Aku mau anda mendengarkan saya.
Aku janji, yang terakhir!
Tak akan ku ingkari.

Anda yang membuat saya kesini.
Karena anda, saya menyayangi anda.
Dan anda membuat saya mengenal orang-orang ini.
Mereka, Tuan.

Saya pernah berjanji pada diri sendiri.
Saya akan memegang kepercayaan anda.
Untuk selamanya bersama orang-orang yang juga anda percayakan untuk saya.
Saya sangat menghargai kebaikan anda.
Karena, secara kebetulan, disengaja, anda memberikan pengganti untuk kedukaan lampau saya.
Setidaknya berhasil membuat saya sedikit dapat tersenyum.

Awalnya semua baik, Tuan.
Saya, mereka, mencintai anda, memuja anda.
Saya senang melakukannya.
Saya mencintai anda.
Saya mencintai mereka.
Saya mencintai keluarga yang sudah kami buat bersama-sama, untuk tempat bernaung kami, mengobati rasa rindu kami yang teramat sangat pada sosok anda.

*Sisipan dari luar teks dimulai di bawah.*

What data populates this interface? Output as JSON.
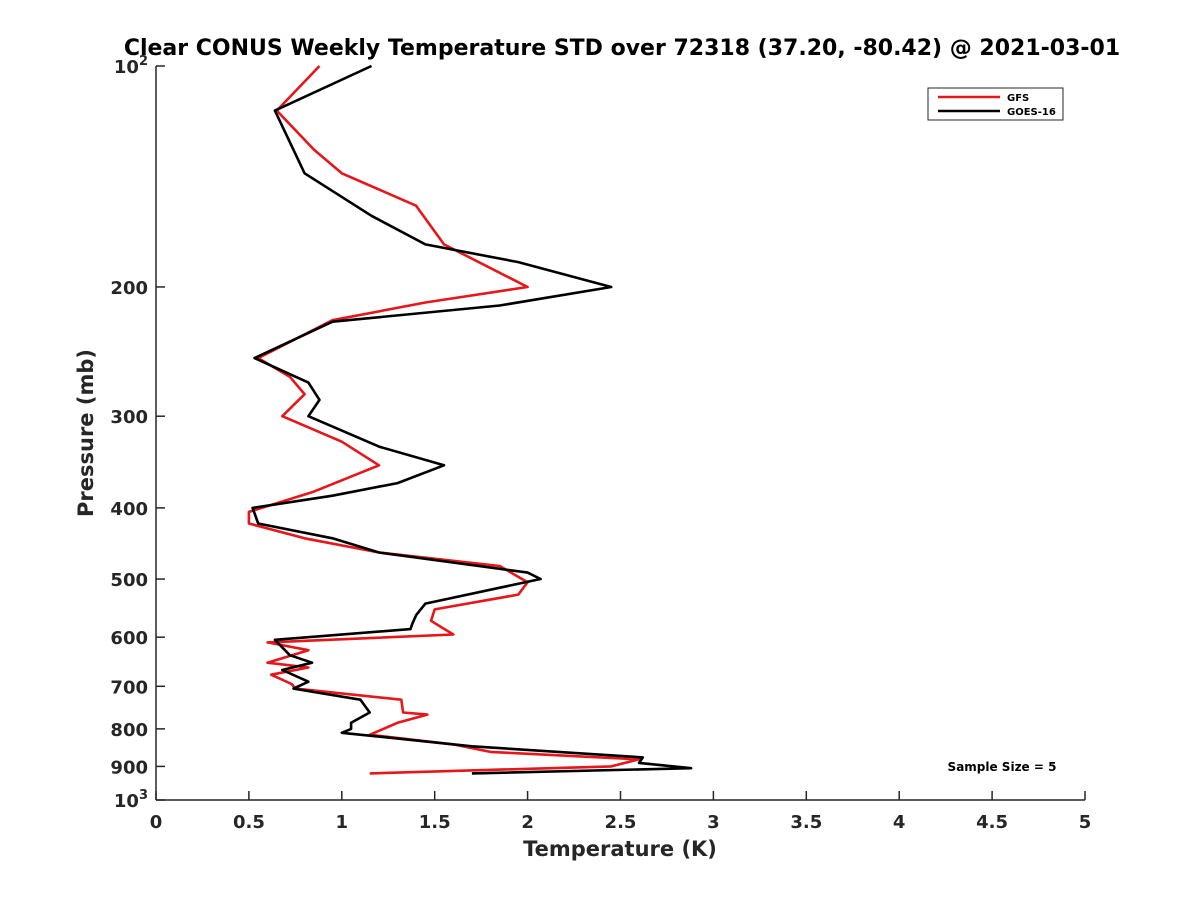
{
  "chart_data": {
    "type": "line",
    "title": "Clear CONUS Weekly Temperature STD over 72318 (37.20, -80.42) @ 2021-03-01",
    "xlabel": "Temperature (K)",
    "ylabel": "Pressure (mb)",
    "xlim": [
      0,
      5
    ],
    "ylim": [
      100,
      1000
    ],
    "y_scale": "log",
    "y_reversed": true,
    "x_ticks": [
      "0",
      "0.5",
      "1",
      "1.5",
      "2",
      "2.5",
      "3",
      "3.5",
      "4",
      "4.5",
      "5"
    ],
    "y_ticks": [
      {
        "value": 100,
        "label": "10",
        "sup": "2"
      },
      {
        "value": 200,
        "label": "200"
      },
      {
        "value": 300,
        "label": "300"
      },
      {
        "value": 400,
        "label": "400"
      },
      {
        "value": 500,
        "label": "500"
      },
      {
        "value": 600,
        "label": "600"
      },
      {
        "value": 700,
        "label": "700"
      },
      {
        "value": 800,
        "label": "800"
      },
      {
        "value": 900,
        "label": "900"
      },
      {
        "value": 1000,
        "label": "10",
        "sup": "3"
      }
    ],
    "grid": false,
    "legend_position": "top-right",
    "series": [
      {
        "name": "GFS",
        "color": "#e6161a",
        "points": [
          [
            0.88,
            100
          ],
          [
            0.65,
            115
          ],
          [
            0.85,
            130
          ],
          [
            1.0,
            140
          ],
          [
            1.4,
            155
          ],
          [
            1.55,
            175
          ],
          [
            2.0,
            200
          ],
          [
            1.45,
            210
          ],
          [
            0.95,
            222
          ],
          [
            0.55,
            250
          ],
          [
            0.72,
            265
          ],
          [
            0.8,
            280
          ],
          [
            0.68,
            300
          ],
          [
            1.0,
            325
          ],
          [
            1.2,
            350
          ],
          [
            0.85,
            380
          ],
          [
            0.5,
            405
          ],
          [
            0.5,
            420
          ],
          [
            0.8,
            440
          ],
          [
            1.2,
            460
          ],
          [
            1.85,
            480
          ],
          [
            2.0,
            505
          ],
          [
            1.95,
            525
          ],
          [
            1.5,
            550
          ],
          [
            1.48,
            570
          ],
          [
            1.6,
            595
          ],
          [
            0.6,
            610
          ],
          [
            0.82,
            625
          ],
          [
            0.6,
            650
          ],
          [
            0.82,
            660
          ],
          [
            0.62,
            675
          ],
          [
            0.73,
            695
          ],
          [
            0.75,
            705
          ],
          [
            1.32,
            730
          ],
          [
            1.33,
            760
          ],
          [
            1.46,
            765
          ],
          [
            1.3,
            785
          ],
          [
            1.15,
            815
          ],
          [
            1.6,
            840
          ],
          [
            1.8,
            860
          ],
          [
            2.6,
            880
          ],
          [
            2.45,
            900
          ],
          [
            1.15,
            920
          ]
        ]
      },
      {
        "name": "GOES-16",
        "color": "#000000",
        "points": [
          [
            1.16,
            100
          ],
          [
            0.64,
            115
          ],
          [
            0.8,
            140
          ],
          [
            1.16,
            160
          ],
          [
            1.45,
            175
          ],
          [
            1.95,
            185
          ],
          [
            2.45,
            200
          ],
          [
            1.85,
            212
          ],
          [
            0.95,
            223
          ],
          [
            0.53,
            250
          ],
          [
            0.82,
            270
          ],
          [
            0.88,
            285
          ],
          [
            0.82,
            300
          ],
          [
            1.2,
            330
          ],
          [
            1.55,
            350
          ],
          [
            1.3,
            370
          ],
          [
            0.95,
            385
          ],
          [
            0.52,
            400
          ],
          [
            0.55,
            420
          ],
          [
            0.95,
            440
          ],
          [
            1.2,
            460
          ],
          [
            2.0,
            490
          ],
          [
            2.07,
            500
          ],
          [
            1.45,
            540
          ],
          [
            1.4,
            560
          ],
          [
            1.38,
            575
          ],
          [
            1.37,
            585
          ],
          [
            0.64,
            605
          ],
          [
            0.72,
            635
          ],
          [
            0.84,
            650
          ],
          [
            0.68,
            665
          ],
          [
            0.82,
            690
          ],
          [
            0.74,
            705
          ],
          [
            1.1,
            730
          ],
          [
            1.15,
            760
          ],
          [
            1.05,
            785
          ],
          [
            1.05,
            800
          ],
          [
            1.0,
            810
          ],
          [
            1.7,
            845
          ],
          [
            2.62,
            875
          ],
          [
            2.6,
            890
          ],
          [
            2.88,
            905
          ],
          [
            1.7,
            920
          ]
        ]
      }
    ],
    "annotation": "Sample Size = 5"
  }
}
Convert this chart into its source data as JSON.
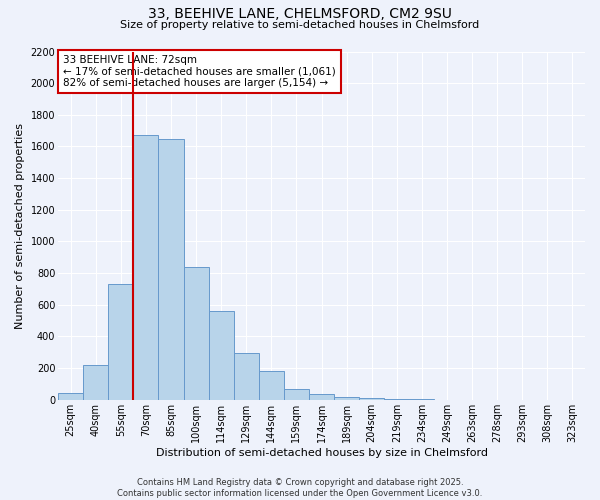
{
  "title": "33, BEEHIVE LANE, CHELMSFORD, CM2 9SU",
  "subtitle": "Size of property relative to semi-detached houses in Chelmsford",
  "xlabel": "Distribution of semi-detached houses by size in Chelmsford",
  "ylabel": "Number of semi-detached properties",
  "bin_labels": [
    "25sqm",
    "40sqm",
    "55sqm",
    "70sqm",
    "85sqm",
    "100sqm",
    "114sqm",
    "129sqm",
    "144sqm",
    "159sqm",
    "174sqm",
    "189sqm",
    "204sqm",
    "219sqm",
    "234sqm",
    "249sqm",
    "263sqm",
    "278sqm",
    "293sqm",
    "308sqm",
    "323sqm"
  ],
  "bar_values": [
    40,
    220,
    730,
    1670,
    1650,
    840,
    560,
    295,
    180,
    70,
    35,
    20,
    10,
    5,
    2,
    1,
    0,
    0,
    0,
    0,
    0
  ],
  "bar_color": "#b8d4ea",
  "bar_edge_color": "#6699cc",
  "marker_line_color": "#cc0000",
  "marker_label": "33 BEEHIVE LANE: 72sqm",
  "annotation_smaller": "← 17% of semi-detached houses are smaller (1,061)",
  "annotation_larger": "82% of semi-detached houses are larger (5,154) →",
  "annotation_box_color": "#ffffff",
  "annotation_box_edge_color": "#cc0000",
  "ylim": [
    0,
    2200
  ],
  "yticks": [
    0,
    200,
    400,
    600,
    800,
    1000,
    1200,
    1400,
    1600,
    1800,
    2000,
    2200
  ],
  "footer_line1": "Contains HM Land Registry data © Crown copyright and database right 2025.",
  "footer_line2": "Contains public sector information licensed under the Open Government Licence v3.0.",
  "background_color": "#eef2fb",
  "grid_color": "#ffffff",
  "title_fontsize": 10,
  "subtitle_fontsize": 8,
  "ylabel_fontsize": 8,
  "xlabel_fontsize": 8,
  "tick_fontsize": 7,
  "footer_fontsize": 6,
  "annot_fontsize": 7.5
}
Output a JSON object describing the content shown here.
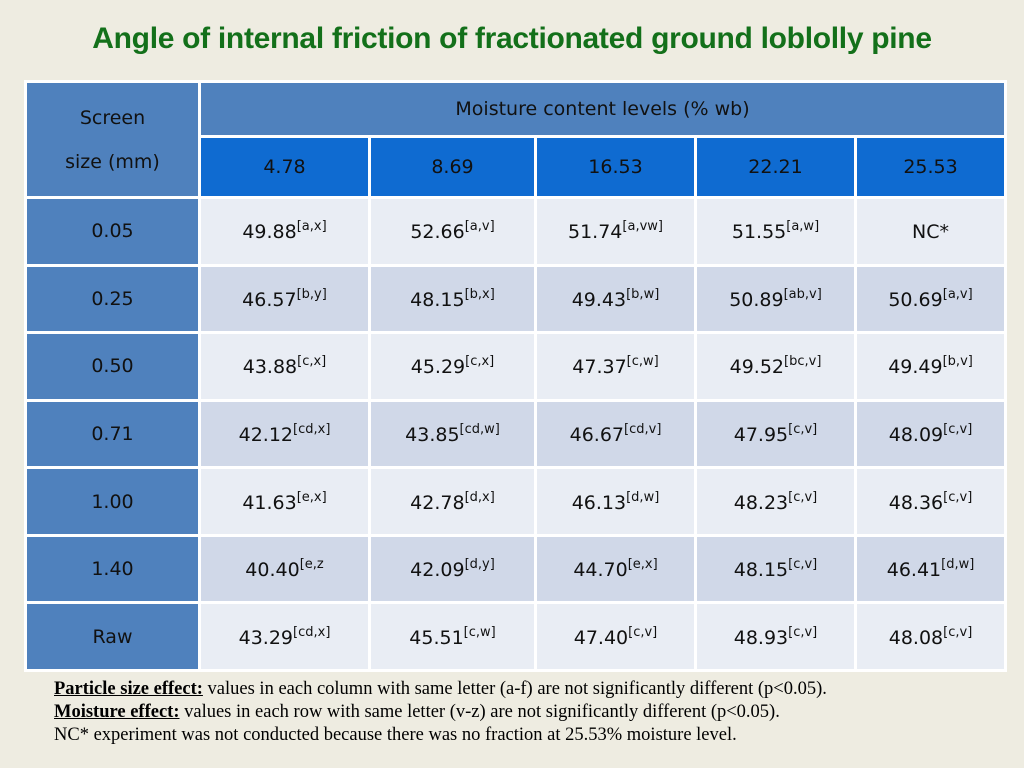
{
  "title": "Angle of internal friction of fractionated ground loblolly pine",
  "table": {
    "corner_line1": "Screen",
    "corner_line2": "size (mm)",
    "group_header": "Moisture content levels (% wb)",
    "moisture_levels": [
      "4.78",
      "8.69",
      "16.53",
      "22.21",
      "25.53"
    ],
    "rows": [
      {
        "size": "0.05",
        "cells": [
          {
            "v": "49.88",
            "s": "[a,x]"
          },
          {
            "v": "52.66",
            "s": "[a,v]"
          },
          {
            "v": "51.74",
            "s": "[a,vw]"
          },
          {
            "v": "51.55",
            "s": "[a,w]"
          },
          {
            "v": "NC*",
            "s": ""
          }
        ]
      },
      {
        "size": "0.25",
        "cells": [
          {
            "v": "46.57",
            "s": "[b,y]"
          },
          {
            "v": "48.15",
            "s": "[b,x]"
          },
          {
            "v": "49.43",
            "s": "[b,w]"
          },
          {
            "v": "50.89",
            "s": "[ab,v]"
          },
          {
            "v": "50.69",
            "s": "[a,v]"
          }
        ]
      },
      {
        "size": "0.50",
        "cells": [
          {
            "v": "43.88",
            "s": "[c,x]"
          },
          {
            "v": "45.29",
            "s": "[c,x]"
          },
          {
            "v": "47.37",
            "s": "[c,w]"
          },
          {
            "v": "49.52",
            "s": "[bc,v]"
          },
          {
            "v": "49.49",
            "s": "[b,v]"
          }
        ]
      },
      {
        "size": "0.71",
        "cells": [
          {
            "v": "42.12",
            "s": "[cd,x]"
          },
          {
            "v": "43.85",
            "s": "[cd,w]"
          },
          {
            "v": "46.67",
            "s": "[cd,v]"
          },
          {
            "v": "47.95",
            "s": "[c,v]"
          },
          {
            "v": "48.09",
            "s": "[c,v]"
          }
        ]
      },
      {
        "size": "1.00",
        "cells": [
          {
            "v": "41.63",
            "s": "[e,x]"
          },
          {
            "v": "42.78",
            "s": "[d,x]"
          },
          {
            "v": "46.13",
            "s": "[d,w]"
          },
          {
            "v": "48.23",
            "s": "[c,v]"
          },
          {
            "v": "48.36",
            "s": "[c,v]"
          }
        ]
      },
      {
        "size": "1.40",
        "cells": [
          {
            "v": "40.40",
            "s": "[e,z"
          },
          {
            "v": "42.09",
            "s": "[d,y]"
          },
          {
            "v": "44.70",
            "s": "[e,x]"
          },
          {
            "v": "48.15",
            "s": "[c,v]"
          },
          {
            "v": "46.41",
            "s": "[d,w]"
          }
        ]
      },
      {
        "size": "Raw",
        "cells": [
          {
            "v": "43.29",
            "s": "[cd,x]"
          },
          {
            "v": "45.51",
            "s": "[c,w]"
          },
          {
            "v": "47.40",
            "s": "[c,v]"
          },
          {
            "v": "48.93",
            "s": "[c,v]"
          },
          {
            "v": "48.08",
            "s": "[c,v]"
          }
        ]
      }
    ]
  },
  "notes": {
    "particle_label": "Particle size effect:",
    "particle_text": " values in each column with same letter (a-f) are not significantly different (p<0.05).",
    "moisture_label": "Moisture effect:",
    "moisture_text": " values in each row with same letter (v-z) are not significantly different (p<0.05).",
    "nc_text": "NC* experiment was not conducted because there was no fraction at 25.53% moisture level."
  }
}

Saya menyukai saat pertama saya di sini.
Dimana saya hanya tinggal menuruti.
Dimana kami masih memeluk erat.
Dimana kami masih bernyanyi bersama.

Tapi sekarang?
Kami merenggangkan pertahanan.
Kami melepaskan tangan.
Kami membiarkan orang lain berkata jelek tentang kami.
Kami membiarkan orang lain mengambil alih kendali kami.
Tak ada perlawanan dari kami.

Hanya sedikit perlawanan dari saya.
Si anak baru ini, yang terlanjur mencintai kakak-kakak dalam rumahnya.
Si bungsu ini yang melawan.
Maaf, saya tidak gila hormat.
Sumpah saya demi gunung Sinai, saya tidak minta sedikitpun disegani.
Tidak!

Tapi memang beginilah kenyataannya.
Entah, apa saya yang terlalu bodoh?
Atau saya yang merasa mampu melawan?
Saya mengukuhkan kepercayaan diri saya untuk maju mempertahankan rumah kita.

Saya pikir saya bisa.
Saya pikir ini mudah.
Saya pikir saya tak butuh kakak-kakak saya.
Saya tak butuh Dewa saya.
Saya bisa bertahan sendiri.

Tapi akhirnya saya harus menerima kenyataan pahit yang harus saya angguki.
Saya kalah.
Saya gagal.
Saya lemah.

Saya lemah, persenjataan saya tak didukung oleh kakak-kakak saya.

Sekali lagi.
Apakah saya yang terlalu bodoh?
Tetap bertahan meskipun lambat laun kakak-kakak saya lari dengan membawa nama aktifitas mereka.
Yang menyakitkan, saya pernah mendapati mereka bebas.
Tapi mereka masih tidak sudi membantu menjaga rumah kita.
Ironis ya, Tuan ?

Saya sakit.
Saya kecewa.
Saya lelah.
Saya depresi.
Dan saya berpikir...

Saya yang akan mengundurkan diri.
Sekarang, tidak main-main.
Saya tertekan.
Setengah jalan saya sudah tertempuh sekarang.

Dan anda tau?
Ya, mereka menahan saya.
Entah karena mereka benar-benar menyayangi saya, adik bungsu mereka.
Atau karena mereka tidak mau kehilangan 'si-penjaga-rumah-yang-bodoh' seperti saya ?

Mereka mencaci saya.
Mereka bilang saya jahat.
Saya tega.
Saya kejam.
Saya hina.
Saya tidak sayang.
Saya tidak punya perasaan.
Dan sederetan pikiran-pikiran mereka akan sosok saya sebagai Si Hina.

Lucu, bukan?
Baiklah. Mereka yang memutar balikan fakta seakan saya lah yang membunuh perasaan mereka.
Saya tak perlu membalasnya, hanya saya dan hati saya yg tau apa yang sebenarnya terjadi.
Mereka mungkin tidak menyadari, merekalah yang membunuh nadi saya.
Mereka membunuh kepercayaan diri saya.
Mereka meremas sadis kepedihan hati saya.
Tak berperasaan.

Menurut anda siapa yang salah dalam hal ini, Tuan?
Saya lagi, ya ?

Saya pikir kepergian saya dapat membuat mereka bangkit.
Saya pikir mereka akan bahagia.
Saya pikir mudah saja.

Perlu diingat!
Dalam hal ini, saya juga bukan pihak yang diuntungkan.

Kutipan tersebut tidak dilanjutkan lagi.